When the first psychotic episode is really an inflamed brain: screening 143 patients for autoimmune encephalitis
- Among 143 consecutively admitted first-episode psychosis patients screened at a tertiary psychiatric hospital, 5 (3.5 percent) were confirmed to have autoimmune encephalitis on Graus criteria.
- Detected antibodies were heterogeneous (anti-AMPH, anti-AMPA2, anti-GABAb, anti-Yo, plus one cerebrospinal-fluid antineuronal case), arguing against any single test as a sufficient gate.
- One of the five patients showed no clinical red flags at all, and in another the antibody appeared only in cerebrospinal fluid and not in serum, so clinical screening alone would have missed both.
- Of the five, one died in the acute phase and three recovered well enough to return to work, underscoring that the cost of a missed diagnosis is measured in lives and function.
Every clinician who works with acute psychosis carries a quiet anxiety: somewhere in the stream of first-episode admissions sits a patient whose hallucinations and disorganisation are not a primary psychiatric illness at all, but an autoimmune attack on the brain that antipsychotics will not touch and immunotherapy might reverse. The team led by Vera Fominykh at a Moscow tertiary psychiatric hospital decided to stop guessing and measure. Over the study window they screened 784 consecutive referrals, applied inclusion and exclusion criteria, and prospectively followed 143 first-episode psychosis (FEP) patients through acute-phase serum and cerebrospinal-fluid testing and a 9 to 12 month follow-up.
The headline number is 3.5 percent confirmed autoimmune encephalitis (AE) by Graus criteria – five patients. That figure sits comfortably inside the range other FEP cohorts have reported, which matters: it tells us this Russian sample behaves like its international peers and that the finding is not an artefact of an unusual catchment. What makes the paper clinically useful is not the prevalence but the texture of how those five were caught.
The antibody profile was deliberately scattered: anti-AMPH, anti-AMPA2, anti-GABAb, anti-Yo, and a case positive only on cerebrospinal-fluid antineuronal testing. There was no single dominant target, which quietly undermines the hope that one cheap serum panel could serve as a triage gate. The authors built their workflow as two layers – a clinical red flags assessment first, then a deeper laboratory and imaging set (cerebrospinal-fluid antibodies, brain MRI, oncological screening) for anyone flagged or laboratory-positive.
The two instructive failures sit precisely at the seams of that workflow. One patient had no red flags whatsoever, and would have been waved through any purely clinical screen. Another carried the antibody only in cerebrospinal fluid, invisible to serum. Together they make the paper's central argument concrete: red flags plus serum caught four of five; the fifth required lumbar puncture. A protocol that stopped at clinical judgement, or at a blood draw, would have missed roughly a fifth of the true cases in this cohort.
That argument has weight because of the stakes the follow-up revealed. One of the five died in the acute stage; three returned to work after immunosuppressive treatment. This is the rare psychiatric finding where a laboratory step changes not just a diagnostic label but a trajectory – from a lifelong antipsychotic regimen that does nothing to a time-sensitive immunotherapy that restores function.

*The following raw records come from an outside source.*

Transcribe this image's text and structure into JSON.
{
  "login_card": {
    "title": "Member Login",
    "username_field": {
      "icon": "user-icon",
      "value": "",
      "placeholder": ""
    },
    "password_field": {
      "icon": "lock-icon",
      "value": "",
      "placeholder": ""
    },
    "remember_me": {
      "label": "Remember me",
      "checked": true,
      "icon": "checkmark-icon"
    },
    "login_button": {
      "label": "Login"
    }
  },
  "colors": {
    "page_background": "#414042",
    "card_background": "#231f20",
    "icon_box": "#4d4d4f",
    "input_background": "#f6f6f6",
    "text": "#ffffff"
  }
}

Why a 3.5 percent finding should reshape an admission protocol
A prevalence this low is exactly the kind of number that gets argued away at the bedside – too rare to justify routine lumbar puncture, the reasoning goes. This study reframes that calculus. The relevant question is not how often AE appears but how catastrophic and how reversible it is when missed, and on both counts the answer here is stark.
The limits of the red-flag heuristic
Psychiatry leans heavily on clinical pattern recognition, and red-flag panels encode that instinct into a checklist. Fominykh and colleagues show the checklist is necessary but not sufficient: it is the entry point to investigation, not a substitute for fluid analysis in the subset it selects, and it will not select everyone who needs testing.
In a cohort of 143 first-episode psychosis patients, clinical red flags plus serum testing caught four of five autoimmune encephalitis cases; the fifth was visible only in cerebrospinal fluid.
This was a single-centre cohort at one East-European tertiary hospital, so the 3.5 percent figure may not transfer to community or general-hospital settings with different referral patterns. The confirmed-case count was small (five patients), which limits any inference about which red flags matter most. The non-interventional design describes diagnostic yield rather than testing whether the proposed algorithm improves outcomes against an alternative.